Et de tout le reste, on fait quoi ?
En contrepoint beaucoup d’indices semblent témoigner que le centre de gravité de la riposte indépendantiste à Madrid est trop dans les tractations de sommet en grave sous-estimation (à l’exception des CDR, voir note d’hier) du travail au plus près de la population pour organiser les réseaux d’action efficace pour affaiblir et neutraliser le dispositif policier et judiciaire qui va concrétiser le « 155 ». Pour aussi faire essaimer sur le terrain les structures permettant, contre vents et marées, de donner vie à un processus constituant populaire d’autant plus fort qu’il dépendra le moins possible de ce qu’il adviendra de ses « têtes » politiques, les premières exposées à être frappées par la répression dans la volonté espagnoliste de décapiter l’ensemble du mouvement.

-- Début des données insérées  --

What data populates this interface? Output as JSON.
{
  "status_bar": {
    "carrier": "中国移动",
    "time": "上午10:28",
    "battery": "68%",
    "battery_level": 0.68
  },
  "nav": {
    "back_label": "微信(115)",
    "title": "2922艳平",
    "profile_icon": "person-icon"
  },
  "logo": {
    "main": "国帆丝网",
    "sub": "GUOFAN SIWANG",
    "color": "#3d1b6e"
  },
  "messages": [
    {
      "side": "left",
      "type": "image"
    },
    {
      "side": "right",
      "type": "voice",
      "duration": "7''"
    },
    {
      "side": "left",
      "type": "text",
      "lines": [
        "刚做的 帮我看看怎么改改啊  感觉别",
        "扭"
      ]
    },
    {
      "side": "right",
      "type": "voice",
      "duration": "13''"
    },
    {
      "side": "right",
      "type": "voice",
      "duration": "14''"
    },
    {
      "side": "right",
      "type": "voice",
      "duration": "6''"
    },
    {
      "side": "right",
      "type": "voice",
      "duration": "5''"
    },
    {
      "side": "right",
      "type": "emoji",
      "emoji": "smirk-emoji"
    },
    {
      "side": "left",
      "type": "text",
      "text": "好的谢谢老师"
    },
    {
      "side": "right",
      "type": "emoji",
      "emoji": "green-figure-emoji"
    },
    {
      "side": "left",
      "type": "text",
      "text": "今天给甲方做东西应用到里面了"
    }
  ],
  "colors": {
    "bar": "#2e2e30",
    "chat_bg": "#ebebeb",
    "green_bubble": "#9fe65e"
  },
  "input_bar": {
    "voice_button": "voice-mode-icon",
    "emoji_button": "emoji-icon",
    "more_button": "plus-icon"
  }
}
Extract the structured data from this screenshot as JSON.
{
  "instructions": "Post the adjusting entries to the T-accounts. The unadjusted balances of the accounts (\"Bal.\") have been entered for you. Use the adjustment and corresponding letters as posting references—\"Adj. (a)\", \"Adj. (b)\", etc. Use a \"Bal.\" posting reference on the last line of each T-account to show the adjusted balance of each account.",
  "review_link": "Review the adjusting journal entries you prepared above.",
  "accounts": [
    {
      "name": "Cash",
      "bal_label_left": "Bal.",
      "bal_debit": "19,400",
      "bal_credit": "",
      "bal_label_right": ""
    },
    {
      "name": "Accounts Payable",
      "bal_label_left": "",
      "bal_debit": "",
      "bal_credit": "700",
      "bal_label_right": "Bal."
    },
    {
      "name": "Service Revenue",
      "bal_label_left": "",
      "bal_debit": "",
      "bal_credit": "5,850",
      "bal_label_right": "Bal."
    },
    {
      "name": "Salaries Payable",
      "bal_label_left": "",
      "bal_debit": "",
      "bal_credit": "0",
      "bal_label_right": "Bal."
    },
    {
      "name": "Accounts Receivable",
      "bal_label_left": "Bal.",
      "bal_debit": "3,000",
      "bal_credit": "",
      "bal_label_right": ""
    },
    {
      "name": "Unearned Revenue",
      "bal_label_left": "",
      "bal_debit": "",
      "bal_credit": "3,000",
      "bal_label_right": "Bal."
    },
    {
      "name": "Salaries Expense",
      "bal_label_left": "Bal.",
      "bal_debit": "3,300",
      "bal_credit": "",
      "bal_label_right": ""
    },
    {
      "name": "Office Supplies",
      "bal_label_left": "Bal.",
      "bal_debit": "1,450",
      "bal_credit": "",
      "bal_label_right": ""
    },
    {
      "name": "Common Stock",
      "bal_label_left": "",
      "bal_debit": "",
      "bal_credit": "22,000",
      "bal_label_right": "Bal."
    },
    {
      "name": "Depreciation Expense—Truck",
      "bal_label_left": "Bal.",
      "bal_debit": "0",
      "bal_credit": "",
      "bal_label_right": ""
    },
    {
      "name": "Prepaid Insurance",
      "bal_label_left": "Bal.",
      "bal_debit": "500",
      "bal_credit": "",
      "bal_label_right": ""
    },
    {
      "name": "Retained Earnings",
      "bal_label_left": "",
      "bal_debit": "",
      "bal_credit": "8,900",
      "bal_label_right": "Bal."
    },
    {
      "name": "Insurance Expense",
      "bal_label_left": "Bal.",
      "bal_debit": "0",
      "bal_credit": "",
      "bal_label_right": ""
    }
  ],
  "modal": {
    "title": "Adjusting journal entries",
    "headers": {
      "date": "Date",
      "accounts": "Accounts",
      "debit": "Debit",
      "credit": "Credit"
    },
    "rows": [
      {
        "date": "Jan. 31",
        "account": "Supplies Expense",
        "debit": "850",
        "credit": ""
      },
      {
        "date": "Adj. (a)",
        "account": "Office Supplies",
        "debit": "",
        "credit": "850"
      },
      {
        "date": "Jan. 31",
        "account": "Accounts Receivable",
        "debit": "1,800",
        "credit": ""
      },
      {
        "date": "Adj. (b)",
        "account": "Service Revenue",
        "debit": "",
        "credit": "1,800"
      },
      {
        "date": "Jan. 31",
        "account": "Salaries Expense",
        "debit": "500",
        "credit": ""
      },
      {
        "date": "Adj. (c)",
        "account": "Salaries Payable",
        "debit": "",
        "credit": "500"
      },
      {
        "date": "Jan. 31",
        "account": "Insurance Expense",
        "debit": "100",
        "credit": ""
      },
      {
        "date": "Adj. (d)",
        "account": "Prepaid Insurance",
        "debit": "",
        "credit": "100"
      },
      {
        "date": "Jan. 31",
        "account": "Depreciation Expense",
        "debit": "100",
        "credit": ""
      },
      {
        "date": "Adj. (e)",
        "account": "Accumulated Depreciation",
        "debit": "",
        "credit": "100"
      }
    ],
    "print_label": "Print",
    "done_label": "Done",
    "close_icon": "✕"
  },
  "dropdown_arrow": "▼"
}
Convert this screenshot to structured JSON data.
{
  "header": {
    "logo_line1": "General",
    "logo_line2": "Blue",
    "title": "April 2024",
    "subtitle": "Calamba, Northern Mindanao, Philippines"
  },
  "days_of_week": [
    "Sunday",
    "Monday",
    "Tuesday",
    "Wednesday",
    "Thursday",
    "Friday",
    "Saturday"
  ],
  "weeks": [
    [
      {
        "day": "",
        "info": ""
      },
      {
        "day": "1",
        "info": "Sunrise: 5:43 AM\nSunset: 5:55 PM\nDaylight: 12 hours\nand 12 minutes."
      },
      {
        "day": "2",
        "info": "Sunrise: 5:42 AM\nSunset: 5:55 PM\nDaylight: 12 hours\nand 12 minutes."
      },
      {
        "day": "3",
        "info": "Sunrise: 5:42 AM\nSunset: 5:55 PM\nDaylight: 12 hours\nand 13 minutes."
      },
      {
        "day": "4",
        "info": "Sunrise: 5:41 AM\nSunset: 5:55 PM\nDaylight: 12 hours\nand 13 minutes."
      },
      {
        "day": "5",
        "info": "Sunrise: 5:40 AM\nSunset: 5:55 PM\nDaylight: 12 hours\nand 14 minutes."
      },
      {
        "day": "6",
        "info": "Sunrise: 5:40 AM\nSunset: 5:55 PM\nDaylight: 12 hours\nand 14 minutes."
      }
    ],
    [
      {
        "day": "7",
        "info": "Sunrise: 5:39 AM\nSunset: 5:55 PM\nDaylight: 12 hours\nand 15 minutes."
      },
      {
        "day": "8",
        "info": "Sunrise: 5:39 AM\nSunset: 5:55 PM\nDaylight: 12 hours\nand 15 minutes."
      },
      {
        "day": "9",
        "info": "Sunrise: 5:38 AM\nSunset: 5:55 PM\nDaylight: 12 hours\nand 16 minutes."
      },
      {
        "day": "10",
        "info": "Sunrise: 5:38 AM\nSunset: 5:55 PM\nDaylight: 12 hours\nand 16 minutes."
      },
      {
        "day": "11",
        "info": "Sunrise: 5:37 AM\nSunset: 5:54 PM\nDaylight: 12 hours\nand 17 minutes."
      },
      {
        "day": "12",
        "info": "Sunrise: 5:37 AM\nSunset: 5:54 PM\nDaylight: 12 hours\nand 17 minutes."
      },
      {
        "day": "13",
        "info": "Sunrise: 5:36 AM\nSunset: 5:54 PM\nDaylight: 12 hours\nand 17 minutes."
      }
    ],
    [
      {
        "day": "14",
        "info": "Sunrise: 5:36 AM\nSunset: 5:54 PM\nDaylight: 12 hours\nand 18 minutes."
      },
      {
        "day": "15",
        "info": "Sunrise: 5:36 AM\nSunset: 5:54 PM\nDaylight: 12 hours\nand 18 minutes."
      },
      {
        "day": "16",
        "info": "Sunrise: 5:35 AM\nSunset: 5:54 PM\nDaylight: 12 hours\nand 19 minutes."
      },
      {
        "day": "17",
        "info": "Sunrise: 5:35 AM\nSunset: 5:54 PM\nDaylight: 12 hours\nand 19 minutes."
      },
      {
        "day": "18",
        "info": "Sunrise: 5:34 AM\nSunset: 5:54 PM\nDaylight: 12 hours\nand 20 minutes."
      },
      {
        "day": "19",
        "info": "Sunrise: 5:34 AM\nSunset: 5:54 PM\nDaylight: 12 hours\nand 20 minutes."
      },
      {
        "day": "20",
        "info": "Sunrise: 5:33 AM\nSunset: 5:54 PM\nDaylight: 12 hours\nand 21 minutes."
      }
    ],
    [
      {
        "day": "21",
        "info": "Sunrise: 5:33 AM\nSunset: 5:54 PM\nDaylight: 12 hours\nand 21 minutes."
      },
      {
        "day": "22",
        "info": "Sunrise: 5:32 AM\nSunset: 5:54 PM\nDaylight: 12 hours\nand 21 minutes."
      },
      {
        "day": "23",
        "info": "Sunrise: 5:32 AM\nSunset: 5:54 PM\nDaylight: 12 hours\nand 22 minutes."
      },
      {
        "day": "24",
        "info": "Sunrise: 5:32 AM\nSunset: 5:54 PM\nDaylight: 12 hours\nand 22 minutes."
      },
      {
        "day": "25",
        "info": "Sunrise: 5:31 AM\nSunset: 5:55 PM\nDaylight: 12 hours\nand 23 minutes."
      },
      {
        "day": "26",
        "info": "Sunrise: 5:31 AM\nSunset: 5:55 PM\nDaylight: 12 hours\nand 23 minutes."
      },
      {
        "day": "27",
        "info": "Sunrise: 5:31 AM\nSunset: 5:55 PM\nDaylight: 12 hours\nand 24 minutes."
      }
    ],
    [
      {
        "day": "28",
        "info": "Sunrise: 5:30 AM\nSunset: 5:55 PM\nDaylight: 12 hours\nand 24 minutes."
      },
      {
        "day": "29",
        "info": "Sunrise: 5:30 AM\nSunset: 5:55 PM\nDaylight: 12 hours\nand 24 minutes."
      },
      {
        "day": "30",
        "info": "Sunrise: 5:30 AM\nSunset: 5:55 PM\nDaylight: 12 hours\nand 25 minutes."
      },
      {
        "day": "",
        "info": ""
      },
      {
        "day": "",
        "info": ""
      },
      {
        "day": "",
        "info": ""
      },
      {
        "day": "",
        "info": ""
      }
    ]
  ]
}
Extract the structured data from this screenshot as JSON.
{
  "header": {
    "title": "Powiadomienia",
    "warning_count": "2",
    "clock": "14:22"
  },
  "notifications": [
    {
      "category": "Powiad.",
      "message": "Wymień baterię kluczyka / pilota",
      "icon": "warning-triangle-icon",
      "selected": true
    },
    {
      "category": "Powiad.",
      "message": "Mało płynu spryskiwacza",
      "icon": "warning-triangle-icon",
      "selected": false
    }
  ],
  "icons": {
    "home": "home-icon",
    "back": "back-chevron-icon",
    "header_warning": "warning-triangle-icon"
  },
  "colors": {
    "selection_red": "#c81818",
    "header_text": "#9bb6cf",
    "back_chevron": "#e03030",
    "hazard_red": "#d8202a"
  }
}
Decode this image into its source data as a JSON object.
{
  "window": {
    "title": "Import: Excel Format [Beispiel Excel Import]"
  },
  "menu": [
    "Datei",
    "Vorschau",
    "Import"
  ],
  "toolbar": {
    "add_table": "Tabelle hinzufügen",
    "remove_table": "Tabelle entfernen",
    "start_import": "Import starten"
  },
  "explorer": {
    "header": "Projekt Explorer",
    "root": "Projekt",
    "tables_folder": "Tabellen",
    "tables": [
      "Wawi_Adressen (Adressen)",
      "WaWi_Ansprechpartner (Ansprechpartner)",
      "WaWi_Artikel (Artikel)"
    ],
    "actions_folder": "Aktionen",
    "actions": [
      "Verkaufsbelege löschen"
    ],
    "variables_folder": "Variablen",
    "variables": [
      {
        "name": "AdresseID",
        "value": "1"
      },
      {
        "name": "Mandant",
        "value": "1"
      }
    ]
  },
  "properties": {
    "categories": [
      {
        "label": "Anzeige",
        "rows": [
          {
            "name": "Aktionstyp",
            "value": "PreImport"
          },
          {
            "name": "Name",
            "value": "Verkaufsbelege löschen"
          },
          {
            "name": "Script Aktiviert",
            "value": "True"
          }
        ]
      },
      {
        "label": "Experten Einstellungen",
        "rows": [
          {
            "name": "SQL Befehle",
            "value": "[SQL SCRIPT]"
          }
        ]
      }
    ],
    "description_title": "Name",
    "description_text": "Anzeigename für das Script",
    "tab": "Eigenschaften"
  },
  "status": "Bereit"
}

Comment rendre cette utopie concrète ?
dessin de JERC du jeudi 12 octobre 2017 caricature burro catalan (1) autodétermination ! www.facebook.com/jercdessin
Les mobilisations de rue qui ont repris ce soir sauront-elles fructifier politiquement en se donnant de l’autonomie et en se dotant de dynamiques d’auto-organisation capables de contrebalancer ces pesanteurs institutionnelles, voire les contrecarrer pour construire la contre-offensive ? Les mécanismes de connexion avec les autres peuples de l’Etat espagnol et du reste de l’Europe pourront-ils enfin être massivement activés ? Telles sont les interrogations qui viennent à l’esprit si l’on songe que jeudi le gouvernement central relancera comme jamais la machine à écraser la révolte. Il vient de donner les signes précurseurs de cette détermination et l’avertissement devrait être on ne peut plus clair…
(1) Les catalanistes revendiquent le ruc català en tant que symbole catalan, en opposition au taureau, symbole de l’Espagne. Certains le considèrent comme le vrai symbole de la Catalogne, d’autres trouvent que c’est une manière de ridiculiser le symbole espagnol. On trouve depuis plusieurs années beaucoup d’autocollants sur les voitures et motos représentant l’âne catalan sur fond du drapeau de la Catalogne. Tiré de la note Wikipedia sur l’âne catalan.